Aaron: Not to be confused with Modern Baseball or American Wrestlers! I had a lot of respect for these guys’ lone 1999 album — sideways, muso emo/pop-punk featuring electric piano, trumpet, and JAZZ CHORDS — but I didn’t return to it much afterward and never got why it became such an influential totem. Listening again recently, though, the delicately sharp musicianship, expansive arrangements, and lack of whiny-boy posturing were refreshing, especially considering how the genre evolved throughout the 2000s. So I was cautiously hopeful for their first album in 17 years, at least until, like virtually every other emo band that tries to step into the conventional pop-rock songwriting arena, they come out sounding like Death Cab for Cutie without the hunger to hug the kids in the cheap seats. There’s nothing wrong with this song, really; it just hangs out and sparkles sorrowfully. No bridge, no quirks, just dear-diary lyrics: “I can’t believe my life is happening to me?”; “This is me reaching out to you”; “Maybe I’m asleep and this is all a dream.” Cue male tears.

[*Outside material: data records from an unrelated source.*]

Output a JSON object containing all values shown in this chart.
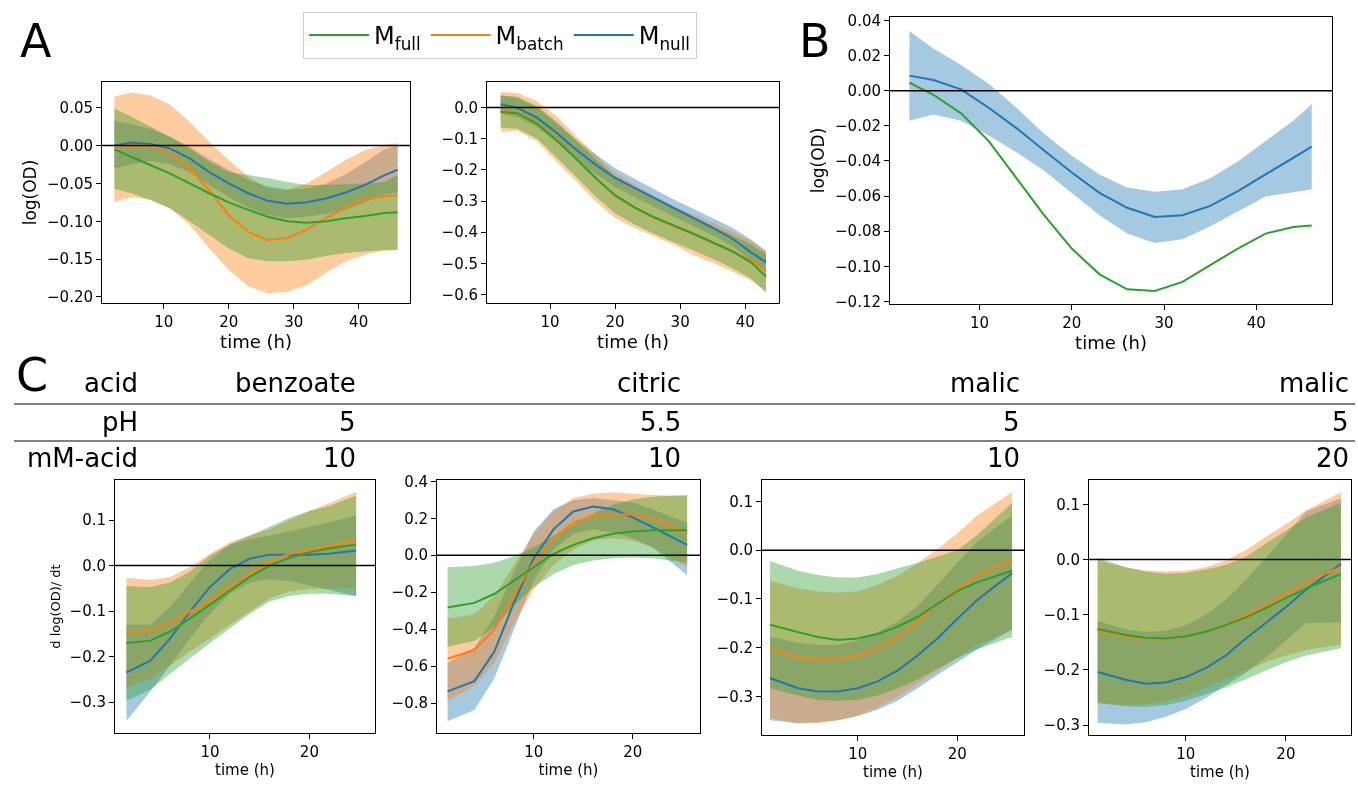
{
  "chart_data": [
    {
      "type": "line",
      "annotations": [
        "A"
      ],
      "xlabel": "time (h)",
      "ylabel": "log(OD)",
      "legend": "top",
      "x": [
        2.4,
        5,
        8,
        11,
        14,
        17,
        20,
        23,
        26,
        29,
        32,
        35,
        38,
        41,
        44,
        46
      ],
      "xlim": [
        0.5,
        47.9
      ],
      "xticks": [
        10,
        20,
        30,
        40
      ],
      "ylim": [
        -0.208,
        0.084
      ],
      "yticks": [
        {
          "value": 0.05,
          "label": "0.05"
        },
        {
          "value": 0,
          "label": "0.00"
        },
        {
          "value": -0.05,
          "label": "−0.05"
        },
        {
          "value": -0.1,
          "label": "−0.10"
        },
        {
          "value": -0.15,
          "label": "−0.15"
        },
        {
          "value": -0.2,
          "label": "−0.20"
        }
      ],
      "ref_lines": [
        {
          "axis": "y",
          "value": 0,
          "color": "#000000"
        }
      ],
      "series": [
        {
          "name": "M$_{null}$",
          "color": "#1f77b4",
          "values": [
            0.0,
            0.004,
            0.002,
            -0.004,
            -0.017,
            -0.035,
            -0.05,
            -0.063,
            -0.073,
            -0.077,
            -0.075,
            -0.07,
            -0.062,
            -0.052,
            -0.039,
            -0.032
          ],
          "upper": [
            0.033,
            0.028,
            0.022,
            0.012,
            -0.002,
            -0.018,
            -0.032,
            -0.045,
            -0.054,
            -0.058,
            -0.057,
            -0.05,
            -0.038,
            -0.022,
            -0.005,
            0.0
          ],
          "lower": [
            -0.03,
            -0.025,
            -0.02,
            -0.025,
            -0.035,
            -0.052,
            -0.068,
            -0.082,
            -0.092,
            -0.096,
            -0.094,
            -0.09,
            -0.085,
            -0.075,
            -0.065,
            -0.062
          ]
        },
        {
          "name": "M$_{batch}$",
          "color": "#ff7f0e",
          "values": [
            -0.002,
            0.0,
            0.0,
            -0.009,
            -0.03,
            -0.059,
            -0.092,
            -0.114,
            -0.125,
            -0.122,
            -0.111,
            -0.096,
            -0.081,
            -0.071,
            -0.067,
            -0.066
          ],
          "upper": [
            0.065,
            0.07,
            0.066,
            0.054,
            0.031,
            0.005,
            -0.019,
            -0.041,
            -0.057,
            -0.059,
            -0.05,
            -0.035,
            -0.019,
            -0.006,
            0.001,
            0.003
          ],
          "lower": [
            -0.075,
            -0.068,
            -0.072,
            -0.083,
            -0.105,
            -0.136,
            -0.164,
            -0.186,
            -0.195,
            -0.193,
            -0.184,
            -0.168,
            -0.153,
            -0.144,
            -0.139,
            -0.138
          ]
        },
        {
          "name": "M$_{full}$",
          "color": "#2ca02c",
          "values": [
            -0.005,
            -0.015,
            -0.026,
            -0.037,
            -0.05,
            -0.063,
            -0.075,
            -0.085,
            -0.094,
            -0.1,
            -0.102,
            -0.1,
            -0.096,
            -0.093,
            -0.089,
            -0.088
          ],
          "upper": [
            0.049,
            0.038,
            0.025,
            0.011,
            -0.004,
            -0.021,
            -0.035,
            -0.039,
            -0.043,
            -0.048,
            -0.052,
            -0.052,
            -0.051,
            -0.05,
            -0.048,
            -0.039
          ],
          "lower": [
            -0.057,
            -0.063,
            -0.072,
            -0.083,
            -0.1,
            -0.118,
            -0.136,
            -0.149,
            -0.153,
            -0.153,
            -0.151,
            -0.146,
            -0.142,
            -0.14,
            -0.138,
            -0.138
          ]
        }
      ]
    },
    {
      "type": "line",
      "xlabel": "time (h)",
      "x": [
        2.4,
        5,
        8,
        11,
        14,
        17,
        20,
        23,
        26,
        29,
        32,
        35,
        38,
        41,
        43.2
      ],
      "xlim": [
        0.3,
        45.2
      ],
      "xticks": [
        10,
        20,
        30,
        40
      ],
      "ylim": [
        -0.627,
        0.082
      ],
      "yticks": [
        {
          "value": 0,
          "label": "0.0"
        },
        {
          "value": -0.1,
          "label": "−0.1"
        },
        {
          "value": -0.2,
          "label": "−0.2"
        },
        {
          "value": -0.3,
          "label": "−0.3"
        },
        {
          "value": -0.4,
          "label": "−0.4"
        },
        {
          "value": -0.5,
          "label": "−0.5"
        },
        {
          "value": -0.6,
          "label": "−0.6"
        }
      ],
      "ref_lines": [
        {
          "axis": "y",
          "value": 0,
          "color": "#000000"
        }
      ],
      "series": [
        {
          "color": "#1f77b4",
          "values": [
            0.011,
            -0.001,
            -0.033,
            -0.081,
            -0.135,
            -0.183,
            -0.226,
            -0.258,
            -0.29,
            -0.322,
            -0.354,
            -0.386,
            -0.42,
            -0.466,
            -0.496
          ],
          "upper": [
            0.04,
            0.03,
            0.0,
            -0.05,
            -0.103,
            -0.15,
            -0.195,
            -0.228,
            -0.262,
            -0.295,
            -0.325,
            -0.355,
            -0.385,
            -0.425,
            -0.46
          ],
          "lower": [
            -0.02,
            -0.03,
            -0.063,
            -0.112,
            -0.165,
            -0.213,
            -0.255,
            -0.288,
            -0.318,
            -0.35,
            -0.38,
            -0.41,
            -0.445,
            -0.49,
            -0.53
          ]
        },
        {
          "color": "#ff7f0e",
          "values": [
            -0.01,
            -0.014,
            -0.049,
            -0.103,
            -0.161,
            -0.226,
            -0.284,
            -0.322,
            -0.354,
            -0.381,
            -0.407,
            -0.434,
            -0.461,
            -0.491,
            -0.525
          ],
          "upper": [
            0.05,
            0.047,
            0.02,
            -0.028,
            -0.092,
            -0.151,
            -0.21,
            -0.247,
            -0.284,
            -0.317,
            -0.343,
            -0.37,
            -0.397,
            -0.429,
            -0.459
          ],
          "lower": [
            -0.078,
            -0.074,
            -0.108,
            -0.174,
            -0.236,
            -0.301,
            -0.354,
            -0.386,
            -0.413,
            -0.44,
            -0.472,
            -0.498,
            -0.525,
            -0.557,
            -0.587
          ]
        },
        {
          "color": "#2ca02c",
          "values": [
            -0.014,
            -0.018,
            -0.052,
            -0.105,
            -0.164,
            -0.226,
            -0.281,
            -0.32,
            -0.352,
            -0.378,
            -0.404,
            -0.432,
            -0.461,
            -0.498,
            -0.542
          ],
          "upper": [
            0.038,
            0.035,
            0.005,
            -0.045,
            -0.105,
            -0.165,
            -0.22,
            -0.255,
            -0.29,
            -0.32,
            -0.35,
            -0.38,
            -0.41,
            -0.44,
            -0.47
          ],
          "lower": [
            -0.065,
            -0.068,
            -0.1,
            -0.16,
            -0.222,
            -0.285,
            -0.34,
            -0.375,
            -0.405,
            -0.432,
            -0.458,
            -0.485,
            -0.515,
            -0.55,
            -0.595
          ]
        }
      ]
    },
    {
      "type": "line",
      "annotations": [
        "B"
      ],
      "xlabel": "time (h)",
      "ylabel": "log(OD)",
      "x": [
        2.4,
        5,
        8,
        11,
        14,
        17,
        20,
        23,
        26,
        29,
        32,
        35,
        38,
        41,
        44,
        46
      ],
      "xlim": [
        0.3,
        48.2
      ],
      "xticks": [
        10,
        20,
        30,
        40
      ],
      "ylim": [
        -0.1215,
        0.042
      ],
      "yticks": [
        {
          "value": 0.04,
          "label": "0.04"
        },
        {
          "value": 0.02,
          "label": "0.02"
        },
        {
          "value": 0,
          "label": "0.00"
        },
        {
          "value": -0.02,
          "label": "−0.02"
        },
        {
          "value": -0.04,
          "label": "−0.04"
        },
        {
          "value": -0.06,
          "label": "−0.06"
        },
        {
          "value": -0.08,
          "label": "−0.08"
        },
        {
          "value": -0.1,
          "label": "−0.10"
        },
        {
          "value": -0.12,
          "label": "−0.12"
        }
      ],
      "ref_lines": [
        {
          "axis": "y",
          "value": 0,
          "color": "#000000"
        }
      ],
      "series": [
        {
          "color": "#1f77b4",
          "values": [
            0.0086,
            0.0061,
            0.0008,
            -0.0097,
            -0.0213,
            -0.034,
            -0.0466,
            -0.0582,
            -0.0667,
            -0.0719,
            -0.0709,
            -0.0656,
            -0.0572,
            -0.0477,
            -0.0382,
            -0.0319
          ],
          "upper": [
            0.034,
            0.024,
            0.0146,
            0.004,
            -0.0097,
            -0.0245,
            -0.0371,
            -0.0477,
            -0.0551,
            -0.0576,
            -0.0561,
            -0.0498,
            -0.0403,
            -0.0287,
            -0.0171,
            -0.0076
          ],
          "lower": [
            -0.0171,
            -0.0135,
            -0.0171,
            -0.0255,
            -0.035,
            -0.0456,
            -0.0582,
            -0.0709,
            -0.0814,
            -0.0867,
            -0.0846,
            -0.0772,
            -0.0688,
            -0.0603,
            -0.0578,
            -0.0561
          ]
        },
        {
          "color": "#2ca02c",
          "values": [
            0.0046,
            -0.0023,
            -0.0129,
            -0.0287,
            -0.0498,
            -0.0709,
            -0.0899,
            -0.1046,
            -0.1131,
            -0.1141,
            -0.1089,
            -0.0994,
            -0.0899,
            -0.0814,
            -0.0776,
            -0.0768
          ]
        }
      ]
    },
    {
      "type": "other",
      "title": "C",
      "annotations": [
        "acid",
        "benzoate",
        "citric",
        "malic",
        "malic",
        "pH",
        "5",
        "5.5",
        "5",
        "5",
        "mM-acid",
        "10",
        "10",
        "10",
        "20"
      ]
    },
    {
      "type": "line",
      "xlabel": "time (h)",
      "ylabel": "d log(OD)/ dt",
      "x": [
        1.6,
        4,
        6,
        8,
        10,
        12,
        14,
        16,
        18,
        20,
        22,
        24.7
      ],
      "xlim": [
        0.45,
        26.6
      ],
      "xticks": [
        10,
        20
      ],
      "ylim": [
        -0.368,
        0.188
      ],
      "yticks": [
        {
          "value": 0.1,
          "label": "0.1"
        },
        {
          "value": 0,
          "label": "0.0"
        },
        {
          "value": -0.1,
          "label": "−0.1"
        },
        {
          "value": -0.2,
          "label": "−0.2"
        },
        {
          "value": -0.3,
          "label": "−0.3"
        }
      ],
      "ref_lines": [
        {
          "axis": "y",
          "value": 0,
          "color": "#000000"
        }
      ],
      "series": [
        {
          "color": "#1f77b4",
          "values": [
            -0.235,
            -0.209,
            -0.16,
            -0.101,
            -0.047,
            -0.008,
            0.015,
            0.024,
            0.024,
            0.024,
            0.026,
            0.033
          ],
          "upper": [
            -0.13,
            -0.13,
            -0.091,
            -0.037,
            0.012,
            0.046,
            0.058,
            0.066,
            0.075,
            0.085,
            0.095,
            0.11
          ],
          "lower": [
            -0.341,
            -0.277,
            -0.219,
            -0.16,
            -0.106,
            -0.062,
            -0.037,
            -0.03,
            -0.034,
            -0.044,
            -0.054,
            -0.067
          ]
        },
        {
          "color": "#ff7f0e",
          "values": [
            -0.148,
            -0.142,
            -0.125,
            -0.101,
            -0.076,
            -0.047,
            -0.018,
            0.009,
            0.026,
            0.033,
            0.043,
            0.056
          ],
          "upper": [
            -0.027,
            -0.032,
            -0.025,
            -0.003,
            0.026,
            0.051,
            0.066,
            0.08,
            0.1,
            0.12,
            0.137,
            0.162
          ],
          "lower": [
            -0.268,
            -0.249,
            -0.219,
            -0.189,
            -0.16,
            -0.13,
            -0.101,
            -0.072,
            -0.057,
            -0.052,
            -0.05,
            -0.05
          ]
        },
        {
          "color": "#2ca02c",
          "values": [
            -0.17,
            -0.165,
            -0.145,
            -0.116,
            -0.086,
            -0.055,
            -0.025,
            0.0,
            0.017,
            0.029,
            0.038,
            0.046
          ],
          "upper": [
            -0.045,
            -0.047,
            -0.037,
            -0.013,
            0.022,
            0.046,
            0.066,
            0.085,
            0.105,
            0.12,
            0.131,
            0.154
          ],
          "lower": [
            -0.297,
            -0.273,
            -0.238,
            -0.204,
            -0.17,
            -0.138,
            -0.106,
            -0.079,
            -0.067,
            -0.062,
            -0.062,
            -0.067
          ]
        }
      ]
    },
    {
      "type": "line",
      "xlabel": "time (h)",
      "x": [
        1.3,
        4,
        6,
        8,
        10,
        12,
        14,
        16,
        18,
        20,
        22,
        25.5
      ],
      "xlim": [
        0.23,
        26.8
      ],
      "xticks": [
        10,
        20
      ],
      "ylim": [
        -0.962,
        0.407
      ],
      "yticks": [
        {
          "value": 0.4,
          "label": "0.4"
        },
        {
          "value": 0.2,
          "label": "0.2"
        },
        {
          "value": 0,
          "label": "0.0"
        },
        {
          "value": -0.2,
          "label": "−0.2"
        },
        {
          "value": -0.4,
          "label": "−0.4"
        },
        {
          "value": -0.6,
          "label": "−0.6"
        },
        {
          "value": -0.8,
          "label": "−0.8"
        }
      ],
      "ref_lines": [
        {
          "axis": "y",
          "value": 0,
          "color": "#000000"
        }
      ],
      "series": [
        {
          "color": "#1f77b4",
          "values": [
            -0.737,
            -0.681,
            -0.524,
            -0.258,
            -0.017,
            0.14,
            0.237,
            0.263,
            0.249,
            0.205,
            0.152,
            0.056
          ],
          "upper": [
            -0.585,
            -0.5,
            -0.331,
            -0.089,
            0.128,
            0.249,
            0.297,
            0.309,
            0.297,
            0.285,
            0.249,
            0.176
          ],
          "lower": [
            -0.899,
            -0.838,
            -0.669,
            -0.403,
            -0.138,
            0.031,
            0.116,
            0.14,
            0.123,
            0.092,
            0.043,
            -0.109
          ]
        },
        {
          "color": "#ff7f0e",
          "values": [
            -0.56,
            -0.512,
            -0.403,
            -0.21,
            -0.041,
            0.092,
            0.176,
            0.213,
            0.22,
            0.22,
            0.2,
            0.121
          ],
          "upper": [
            -0.343,
            -0.319,
            -0.222,
            -0.053,
            0.116,
            0.237,
            0.309,
            0.333,
            0.341,
            0.333,
            0.326,
            0.321
          ],
          "lower": [
            -0.79,
            -0.705,
            -0.585,
            -0.367,
            -0.186,
            -0.053,
            0.031,
            0.08,
            0.092,
            0.08,
            0.043,
            -0.065
          ]
        },
        {
          "color": "#2ca02c",
          "values": [
            -0.283,
            -0.258,
            -0.21,
            -0.138,
            -0.065,
            0.007,
            0.056,
            0.092,
            0.116,
            0.128,
            0.135,
            0.135
          ],
          "upper": [
            -0.065,
            -0.058,
            -0.041,
            -0.005,
            0.043,
            0.104,
            0.164,
            0.225,
            0.273,
            0.302,
            0.316,
            0.326
          ],
          "lower": [
            -0.495,
            -0.464,
            -0.391,
            -0.271,
            -0.174,
            -0.101,
            -0.053,
            -0.029,
            -0.017,
            -0.012,
            -0.017,
            -0.041
          ]
        }
      ]
    },
    {
      "type": "line",
      "xlabel": "time (h)",
      "x": [
        1.2,
        4,
        6,
        8,
        10,
        12,
        14,
        16,
        18,
        20,
        22,
        25.5
      ],
      "xlim": [
        0.39,
        26.7
      ],
      "xticks": [
        10,
        20
      ],
      "ylim": [
        -0.379,
        0.144
      ],
      "yticks": [
        {
          "value": 0.1,
          "label": "0.1"
        },
        {
          "value": 0,
          "label": "0.0"
        },
        {
          "value": -0.1,
          "label": "−0.1"
        },
        {
          "value": -0.2,
          "label": "−0.2"
        },
        {
          "value": -0.3,
          "label": "−0.3"
        }
      ],
      "ref_lines": [
        {
          "axis": "y",
          "value": 0,
          "color": "#000000"
        }
      ],
      "series": [
        {
          "color": "#1f77b4",
          "values": [
            -0.262,
            -0.283,
            -0.29,
            -0.29,
            -0.283,
            -0.269,
            -0.247,
            -0.216,
            -0.181,
            -0.141,
            -0.102,
            -0.047
          ],
          "upper": [
            -0.177,
            -0.19,
            -0.194,
            -0.194,
            -0.185,
            -0.168,
            -0.146,
            -0.115,
            -0.071,
            -0.026,
            0.018,
            0.071
          ],
          "lower": [
            -0.349,
            -0.355,
            -0.353,
            -0.349,
            -0.34,
            -0.327,
            -0.309,
            -0.283,
            -0.256,
            -0.23,
            -0.203,
            -0.163
          ]
        },
        {
          "color": "#ff7f0e",
          "values": [
            -0.203,
            -0.219,
            -0.223,
            -0.223,
            -0.216,
            -0.201,
            -0.177,
            -0.146,
            -0.11,
            -0.079,
            -0.051,
            -0.019
          ],
          "upper": [
            -0.062,
            -0.078,
            -0.084,
            -0.087,
            -0.084,
            -0.071,
            -0.053,
            -0.026,
            0.002,
            0.035,
            0.071,
            0.119
          ],
          "lower": [
            -0.344,
            -0.355,
            -0.355,
            -0.349,
            -0.34,
            -0.322,
            -0.3,
            -0.274,
            -0.247,
            -0.221,
            -0.194,
            -0.163
          ]
        },
        {
          "color": "#2ca02c",
          "values": [
            -0.153,
            -0.168,
            -0.178,
            -0.184,
            -0.181,
            -0.172,
            -0.157,
            -0.137,
            -0.11,
            -0.084,
            -0.066,
            -0.042
          ],
          "upper": [
            -0.022,
            -0.042,
            -0.051,
            -0.056,
            -0.056,
            -0.049,
            -0.037,
            -0.026,
            -0.013,
            0.0,
            0.031,
            0.097
          ],
          "lower": [
            -0.283,
            -0.298,
            -0.307,
            -0.309,
            -0.307,
            -0.298,
            -0.283,
            -0.265,
            -0.243,
            -0.221,
            -0.203,
            -0.178
          ]
        }
      ]
    },
    {
      "type": "line",
      "xlabel": "time (h)",
      "x": [
        1.2,
        4,
        6,
        8,
        10,
        12,
        14,
        16,
        18,
        20,
        22,
        25.5
      ],
      "xlim": [
        0.34,
        26.5
      ],
      "xticks": [
        10,
        20
      ],
      "ylim": [
        -0.318,
        0.144
      ],
      "yticks": [
        {
          "value": 0.1,
          "label": "0.1"
        },
        {
          "value": 0,
          "label": "0.0"
        },
        {
          "value": -0.1,
          "label": "−0.1"
        },
        {
          "value": -0.2,
          "label": "−0.2"
        },
        {
          "value": -0.3,
          "label": "−0.3"
        }
      ],
      "ref_lines": [
        {
          "axis": "y",
          "value": 0,
          "color": "#000000"
        }
      ],
      "series": [
        {
          "color": "#1f77b4",
          "values": [
            -0.204,
            -0.218,
            -0.225,
            -0.223,
            -0.213,
            -0.197,
            -0.174,
            -0.143,
            -0.115,
            -0.086,
            -0.055,
            -0.008
          ],
          "upper": [
            -0.111,
            -0.127,
            -0.131,
            -0.129,
            -0.119,
            -0.1,
            -0.073,
            -0.037,
            0.003,
            0.044,
            0.087,
            0.111
          ],
          "lower": [
            -0.296,
            -0.299,
            -0.295,
            -0.285,
            -0.271,
            -0.251,
            -0.228,
            -0.205,
            -0.178,
            -0.147,
            -0.115,
            -0.114
          ]
        },
        {
          "color": "#ff7f0e",
          "values": [
            -0.129,
            -0.139,
            -0.144,
            -0.145,
            -0.14,
            -0.131,
            -0.118,
            -0.101,
            -0.083,
            -0.062,
            -0.041,
            -0.014
          ],
          "upper": [
            -0.002,
            -0.014,
            -0.02,
            -0.022,
            -0.02,
            -0.014,
            -0.002,
            0.017,
            0.041,
            0.064,
            0.089,
            0.122
          ],
          "lower": [
            -0.26,
            -0.264,
            -0.262,
            -0.257,
            -0.248,
            -0.232,
            -0.217,
            -0.201,
            -0.186,
            -0.174,
            -0.164,
            -0.154
          ]
        },
        {
          "color": "#2ca02c",
          "values": [
            -0.126,
            -0.137,
            -0.142,
            -0.143,
            -0.139,
            -0.131,
            -0.119,
            -0.105,
            -0.088,
            -0.07,
            -0.053,
            -0.026
          ],
          "upper": [
            0.003,
            -0.014,
            -0.022,
            -0.026,
            -0.024,
            -0.018,
            -0.01,
            0.005,
            0.029,
            0.052,
            0.076,
            0.103
          ],
          "lower": [
            -0.26,
            -0.266,
            -0.267,
            -0.264,
            -0.256,
            -0.244,
            -0.232,
            -0.217,
            -0.201,
            -0.186,
            -0.174,
            -0.161
          ]
        }
      ]
    }
  ]
}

Cills: I come to this song having never listened to American Football! Emo is one of my critical blindspots. Alas, this is unexpectedly sweet? I have foggy conceptions of emo being sort of bratty, that "whiny-boy" vibe you mention, Charles, and this comes nowhere near that. I'm almost getting kind of a Red House Painters vibe from this?
Turner: I would’ve confused this band with Modern Baseball if not for the heads-up, so thanks! The emo revival of late is very much outside of my own musical purview growing up, too — where I listened to some Brand New, I listened to Lupe Fiasco. Whenever I give a nu-emo band a chance these days, I wish it hit me a little closer. “I’ve Been Lost for So Long” is perfectly fine sad dad rock. I envision a lot of khaki pants and sweaters at their concerts.
Vozick-Levinson: As a dad who is, on occasion, sad, this should be right up my alley, but like the rest of you, I find that it leaves me curiously cold. The quiet melancholy in Mike Kinsella's voice contrasts nicely with the bright jangle of the guitars; the song fulfills its modest ambitions neatly and well, but there's nothing it does that the next related track on SoundCloud, PWR BTTM's "New Hampshire," doesn't do with more invention, warmth, and verve.
Hughes: The opening snare blitz is the aural equivalent of the drill at the dentist’s. I am upset.
Turner: I'm not sure I’ve heard anything Metallica has done since The Black Album, which, for the record, came out prior to me even being born. Still, “Hardwired” is the kind of thrash/speed metal that I absolutely loved in high school, when my ears were still adjusting to the metalcore beloved by my peers. Is it as strong as their '80s classics? Maybe not, but it's a great opening single from a band that’s been attached to some strange projects this decade.
Aaron: I have heard most of the stuff they’ve done since The Black Album, but I can’t say that I gave a shit about much of it. This, on the other hand, immediately clubs you over the head and grunts loudly, “Metallica, motherfucker,” which is exactly what I want from them. Seems like they mostly sorted out their production issues so that this sounds like a rock band playing together, instead of an indistinct, inhuman roar. Though like many before me, I can’t believe that a high-profile drummer like Lars Ulrich remains such a ham-fisted disaster. As Hilary mentioned, he starts out with the unnecessary bludgeoning and the lack of dynamics are painfully apparent from then on. With another drummer, this could’ve been a scalding thrash geyser, with the legit explosion it deserves. Still, it rips ass.
Hopper: Is the extreme high-end/bassless mix here an aesthetic tribute to the tape-trading culture in the metal underground of the '80s? Is it supposed to endear us to riding along on this dead pony?
Vozick-Levinson: James Hetfield is like, "We're so fucked / Shit out of luck!" and I'm like, hmmm, true! Turn on the news — the guy has a point. This song captures the extreme fuckedness of Trumpism, global warming, and the overall hell of modernity better than almost anyone lately in a punchy three minutes and change — strange but true. Who guessed that Metallica would be one of the defining bands of Summer '16?